I've been reading Karl Bath's little commentary on Philippians – This excerpt from his comments on Philippians 2 stood out for me:
"Paul sets over against [the self assertion of the Philippians] the fact that Christ does not make any such 'noli me tangere' out of his equality with God. He has no need to, because he is sure of his being equal with God. It is for that ver reason that he can also empty himself of the 'form of God', as it is presently put. 'He was in the form of God.' The expression therefore does not denote the same as 'equality with God'. En morphe theou hyparchein means to be God in outward appearance, immediately and directly knowable as such. Christ is God like that. Nothing prevents his being so only like that, mutatis mutandis like the people of Philippi who certainly not only are what they are but would also like to be seen for what they are, each in his own right, with his own point of view, with his own value which, in order to be value, of course seeks also outward credit.

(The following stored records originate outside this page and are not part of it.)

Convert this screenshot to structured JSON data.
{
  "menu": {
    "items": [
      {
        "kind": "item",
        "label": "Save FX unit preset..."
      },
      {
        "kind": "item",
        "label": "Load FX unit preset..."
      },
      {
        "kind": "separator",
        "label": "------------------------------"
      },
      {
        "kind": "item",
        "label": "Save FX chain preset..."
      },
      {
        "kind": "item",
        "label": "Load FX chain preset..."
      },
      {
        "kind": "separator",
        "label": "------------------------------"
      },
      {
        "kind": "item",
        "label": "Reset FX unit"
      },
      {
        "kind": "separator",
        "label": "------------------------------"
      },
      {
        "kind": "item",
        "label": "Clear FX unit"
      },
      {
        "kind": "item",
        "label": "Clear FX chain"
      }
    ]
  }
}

But now, says Paul, Christ does not regard his equality with God in such a way as to cling to the form of God, or be bound to it. He is so much God's equal that he does not by any means have to make of his equality with God a thing to be asserted tooth and nail—not because he could also give it up, but because his possession of it (in contrast to the best that they can possess) is beyond dispute. When we are absolutely sure of a thing, we have no need to lay hold on it in the robber-like fashion described. To the extent to which two lovers, for example, really belong to each other, they can also give themselves freely, without fear of loosing themselves. So too the Son of God certainly does not give away his equality with God, does not give it up, but he does let go of it. From now on he is equal with God in the obscurity of the form of a servant. He is in humility the highest. The robber-like bearing, the half-anxious, half-greedy graspingness, the assertiveness and vanity of those in Philippi betrays the uncertainty of their possession. Christ, being equal with God, has no need to assert himself in that or to cling to it, but can renounce the outward appearance and credit that correspond to such being, without surrendering the being itself—indeed, in order precisely thereby (vv. 9 ff.) to bring it into credit."